When you walk through the main house, you almost get the feeling of being in the home of someone who has just gone away for a short while. Pretty curtains dress the windows, books lie around on tables, the beds look as if they´ve just been made, and the next meal is under preparation in the kitchen. For 150 years the Arbo family preserved this jewel of a house. Each generation left its mark in the form of new objects, so that the house as it stands today has the appearance of a living museum.
Denmark and Norway had close ties in the period around 1814. This is something you are made aware of when you look at the large collections of paintings and wallpapers that hang in the main house, which is now a listed building.
Today Gulskogen Manor comprises a main house and an outbuilding with a courtyard and park grounds.

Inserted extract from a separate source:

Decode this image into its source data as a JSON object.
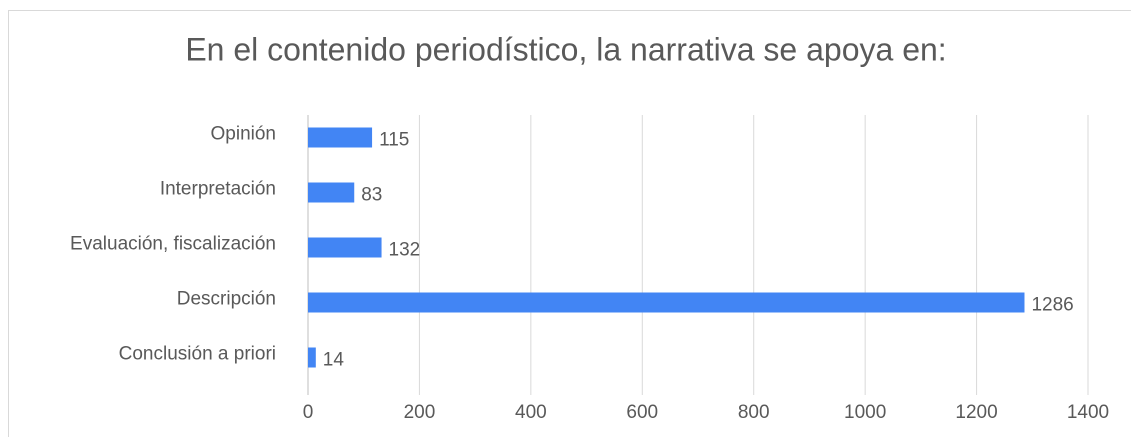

Estates like these were run as model farms in the old days, and new farming technology was quickly adopted. The present barn, from 1887, replaced a log barn, and now holds some of the tools that were used during this period. The side wing that houses the tool house and wagon shed is the original building, but is hidden under new panelling.
The garden was laid out in the style of an English landscaped park, and was officially opened with a huge garden party in 1804. The garden has always been the estate´s main attraction, and stands today as one of Norway’s best preserved gardens from that period. The labyrinth of lime trees there is unrivalled in Norway. The garden is divided into three terraces that are connected by stairs. The prominent terraces are separated from each other by straight-lined avenues and other seemingly random areas.
A grand tour of the gardens provides the opportunity to view the main house from different angles; one minute overgrown with greenery, then, from around the next corner, strictly classicistic. Close to the building, the garden is divided into beds. The rest of the grounds are left to the laws of nature. From the mid-19th century the garden evolved a more overgrown, romantic style, as was the trend at that time. It was during this period that the ponds in the north garden were added. Since 1972 the garden has been maintained in such a way as to accentuate more of its original character. But the gardens are also vulnerable to increased wear and tear, and must therefore be treated with care.